Macau Casino Revenues Up For 4th Month in NovemberDecember 5, 2016 10:41 am
Macau’s Gaming Inspection and Coordination Bureau (DICJ) has released its latest results for November, revealing that the gambling resort’s casinos generated revenues of $2.348 billion in November, up by an impressive 14.4% compared to the same month in 2015.
Up until the second half of this year, Macau’s gambling industry had been on a severe 26 month losing streak following the Chinese government’s decision to launch an anti-corruption campaign in 2014. September of 2016, however, saw the protracted decline come to an end and since then y-o-y revenues have been increasing every month.
That said, November’s results also marked the first double-digit growth posted by Macau’s resurgent market this year, with the growth reported in the previous months as follows; August (1.1%), September (7.4%), and October (8.8%).
Helping along the recent improvement in the island’s gambling business was the opening of the brand new Parisian casino on September 16, 2016, and looking ahead, Sophie Lin from S&P global ratings commented:
“The opening and ramping up of new casinos, better infrastructure connecting Macau with mainland China, and stabilizing regulations are the major factors that will fuel a rebound in the gaming industry.”

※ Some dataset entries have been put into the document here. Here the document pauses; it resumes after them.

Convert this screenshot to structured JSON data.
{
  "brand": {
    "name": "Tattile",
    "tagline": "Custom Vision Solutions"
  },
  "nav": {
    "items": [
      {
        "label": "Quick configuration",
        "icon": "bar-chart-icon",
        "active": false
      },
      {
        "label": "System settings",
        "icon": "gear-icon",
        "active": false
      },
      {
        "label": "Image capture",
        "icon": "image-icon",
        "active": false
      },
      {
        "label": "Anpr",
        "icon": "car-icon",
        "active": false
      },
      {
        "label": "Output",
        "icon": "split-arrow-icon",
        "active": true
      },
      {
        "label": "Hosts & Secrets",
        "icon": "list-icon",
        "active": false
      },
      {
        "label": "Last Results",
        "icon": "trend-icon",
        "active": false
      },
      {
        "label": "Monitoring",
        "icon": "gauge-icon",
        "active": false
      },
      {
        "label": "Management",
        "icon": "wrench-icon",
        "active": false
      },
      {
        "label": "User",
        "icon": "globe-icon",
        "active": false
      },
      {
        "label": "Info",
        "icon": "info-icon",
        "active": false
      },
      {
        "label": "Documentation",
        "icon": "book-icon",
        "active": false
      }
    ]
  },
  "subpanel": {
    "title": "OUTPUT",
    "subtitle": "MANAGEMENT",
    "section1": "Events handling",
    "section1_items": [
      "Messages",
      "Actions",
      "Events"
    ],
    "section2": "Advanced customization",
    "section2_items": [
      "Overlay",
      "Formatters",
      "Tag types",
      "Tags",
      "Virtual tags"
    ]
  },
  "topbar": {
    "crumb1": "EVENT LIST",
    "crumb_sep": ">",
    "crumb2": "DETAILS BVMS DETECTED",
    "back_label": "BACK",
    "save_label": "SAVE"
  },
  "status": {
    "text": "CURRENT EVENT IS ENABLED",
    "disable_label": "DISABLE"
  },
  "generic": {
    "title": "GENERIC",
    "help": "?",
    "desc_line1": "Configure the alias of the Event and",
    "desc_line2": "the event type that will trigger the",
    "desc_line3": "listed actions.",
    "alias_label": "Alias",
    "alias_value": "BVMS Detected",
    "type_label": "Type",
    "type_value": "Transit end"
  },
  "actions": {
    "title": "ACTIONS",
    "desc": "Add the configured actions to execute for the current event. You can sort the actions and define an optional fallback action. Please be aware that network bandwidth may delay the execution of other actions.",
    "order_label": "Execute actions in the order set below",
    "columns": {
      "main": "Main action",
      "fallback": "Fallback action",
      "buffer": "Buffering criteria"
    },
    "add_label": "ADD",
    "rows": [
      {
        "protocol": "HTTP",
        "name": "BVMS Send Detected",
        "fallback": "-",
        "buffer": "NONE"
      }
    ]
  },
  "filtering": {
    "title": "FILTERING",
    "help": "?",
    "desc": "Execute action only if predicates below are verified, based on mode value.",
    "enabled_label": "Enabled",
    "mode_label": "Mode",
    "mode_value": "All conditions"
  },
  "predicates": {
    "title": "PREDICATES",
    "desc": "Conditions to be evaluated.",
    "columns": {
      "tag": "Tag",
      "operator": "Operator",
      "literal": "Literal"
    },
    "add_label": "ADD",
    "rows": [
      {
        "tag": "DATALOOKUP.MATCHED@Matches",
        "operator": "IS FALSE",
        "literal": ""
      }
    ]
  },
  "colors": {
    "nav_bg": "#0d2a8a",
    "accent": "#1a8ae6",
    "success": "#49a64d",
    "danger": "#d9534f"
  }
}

In 2015, Macau’s casino revenues plummeted by 34% compared to the previous year, but this year business is expected to contract by just 3-6%, with December’s revenues forecast to be in the plus 13% to 15% range. Meanwhile, next year’s revenue growth forecasts fall in the 0 to 10% range, although erring on the side of caution is Cameron McKnight from Wells Fargo Securities, with the Senior Analyst warning:
“In our view, recent stabilization and some market growth has been driven by Chinese monetary stimulus and re-inflation of the Chinese housing bubble, influences we think won’t drive prolonged, above-trend growth.”
Despite November’s positive results, casino stocks took a hit after the radio station Teledifusão de Macau recently announced that Macau may introduce a new rule requiring visitors to disclose any cash holding greater than $15,000.